We could see the fence of the institute, open, blank, and empty. Beyond, the doors of the central building hung wide and black.

“I’m never going to make it,” I said.

“Keep going. We’re there. We’ve done so well.”

Through the fence, across the frosted gravel. We reached the double doors. The interior of the hangar was filled with mist. There was ice on the ground here, too. We paused, panting. We were almost worn out. Beneath the smoking spirit-cape, our gloves sparkled with ice. Our breath echoed like it was reverberating off our bones.

“How are we doing?” Lockwood said.

I looked back. “They’re still coming. They’re at the fence now.”

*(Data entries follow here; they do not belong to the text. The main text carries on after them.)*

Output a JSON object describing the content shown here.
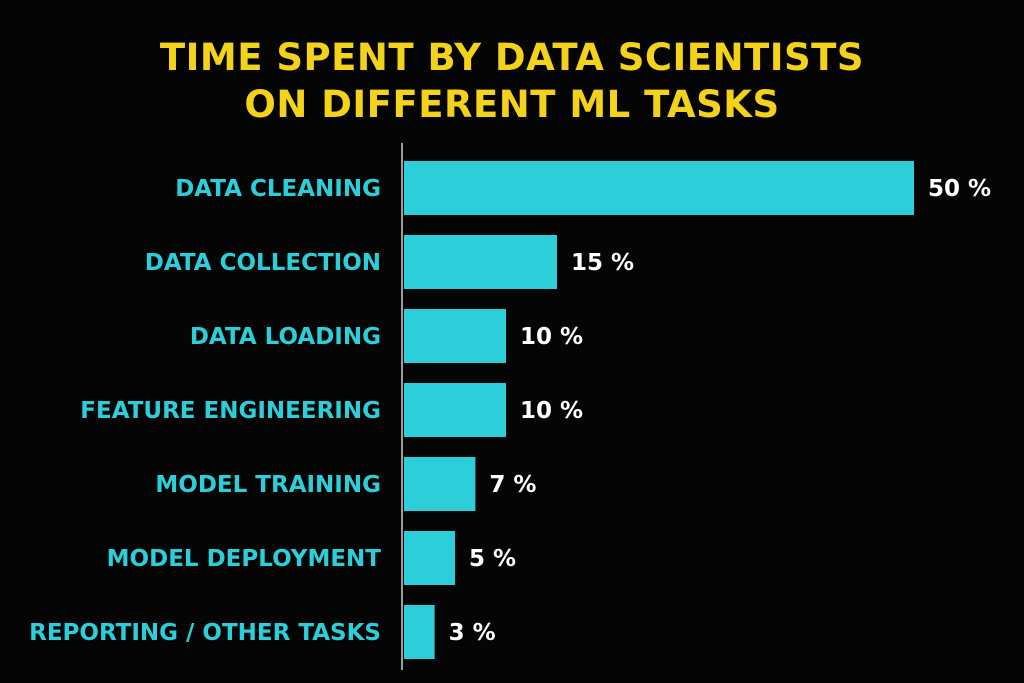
{
  "title_lines": [
    "TIME SPENT BY DATA SCIENTISTS",
    "ON DIFFERENT ML TASKS"
  ],
  "colors": {
    "background": "#050505",
    "title": "#f2d21a",
    "bar": "#2ccfd9",
    "category_label": "#2ccfd9",
    "value_label": "#ffffff",
    "axis": "#9a9a9a"
  },
  "chart_data": {
    "type": "bar",
    "orientation": "horizontal",
    "title": "TIME SPENT BY DATA SCIENTISTS ON DIFFERENT ML TASKS",
    "categories": [
      "DATA CLEANING",
      "DATA COLLECTION",
      "DATA LOADING",
      "FEATURE ENGINEERING",
      "MODEL TRAINING",
      "MODEL DEPLOYMENT",
      "REPORTING / OTHER TASKS"
    ],
    "values": [
      50,
      15,
      10,
      10,
      7,
      5,
      3
    ],
    "value_labels": [
      "50 %",
      "15 %",
      "10 %",
      "10 %",
      "7 %",
      "5 %",
      "3 %"
    ],
    "xlabel": "",
    "ylabel": "",
    "grid": false,
    "legend": "none"
  }
}
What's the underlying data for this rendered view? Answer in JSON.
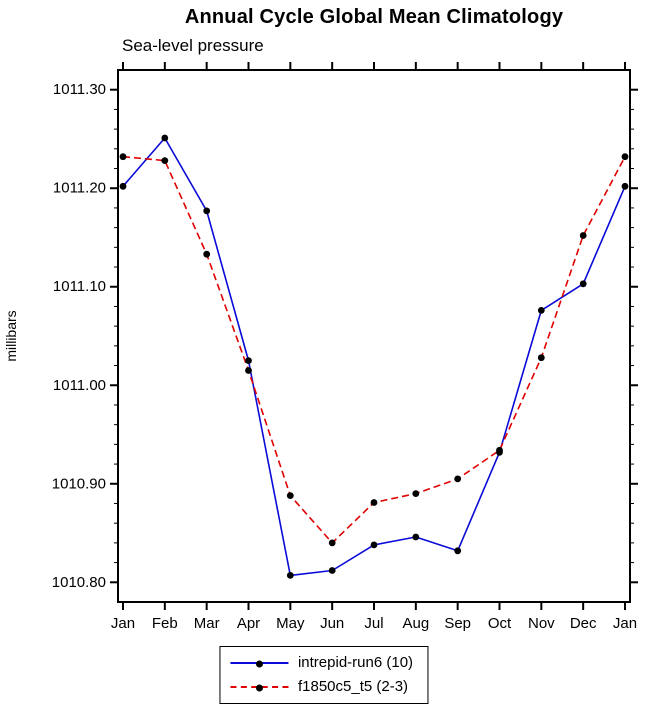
{
  "title": "Annual Cycle Global Mean Climatology",
  "subtitle": "Sea-level pressure",
  "legend": {
    "entries": [
      {
        "label": "intrepid-run6 (10)",
        "color": "#0a0ad8",
        "style": "solid"
      },
      {
        "label": "f1850c5_t5 (2-3)",
        "color": "#e00000",
        "style": "dashed"
      }
    ]
  },
  "chart_data": {
    "type": "line",
    "categories": [
      "Jan",
      "Feb",
      "Mar",
      "Apr",
      "May",
      "Jun",
      "Jul",
      "Aug",
      "Sep",
      "Oct",
      "Nov",
      "Dec",
      "Jan"
    ],
    "series": [
      {
        "name": "intrepid-run6 (10)",
        "color": "#0a0ad8",
        "line_style": "solid",
        "marker": "filled-circle",
        "marker_color": "#000000",
        "values": [
          1011.202,
          1011.251,
          1011.177,
          1011.025,
          1010.807,
          1010.812,
          1010.838,
          1010.846,
          1010.832,
          1010.932,
          1011.076,
          1011.103,
          1011.202
        ]
      },
      {
        "name": "f1850c5_t5 (2-3)",
        "color": "#e00000",
        "line_style": "dashed",
        "marker": "filled-circle",
        "marker_color": "#000000",
        "values": [
          1011.232,
          1011.228,
          1011.133,
          1011.015,
          1010.888,
          1010.84,
          1010.881,
          1010.89,
          1010.905,
          1010.934,
          1011.028,
          1011.152,
          1011.232
        ]
      }
    ],
    "xlabel": "",
    "ylabel": "millibars",
    "ylim": [
      1010.78,
      1011.32
    ],
    "y_major_ticks": [
      1010.8,
      1010.9,
      1011.0,
      1011.1,
      1011.2,
      1011.3
    ],
    "y_tick_labels": [
      "1010.80",
      "1010.90",
      "1011.00",
      "1011.10",
      "1011.20",
      "1011.30"
    ],
    "y_minor_step": 0.02,
    "grid": false,
    "legend_position": "bottom-center",
    "axis_color": "#000000",
    "text_color": "#000000"
  }
}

“Better get on with it, then.”

We stumbled through the open doors.

It was the same place—no doubt about that. The soaring roof, the metal walls. Far off through the mists, I saw the stacked crates. But the light was still odd, so that everything was layered, gray and grainy, as if with scales. That mist played tricks with my eyes. Nothing seemed quite straight, neither floor nor ceiling, hatch nor door. It looked as if everything was made of wax, and had been heated so that it swelled and softened, and was just about to melt. But everything was brittle with cold; thin cracks ran across the floor at my feet, and our boots rang out like iron.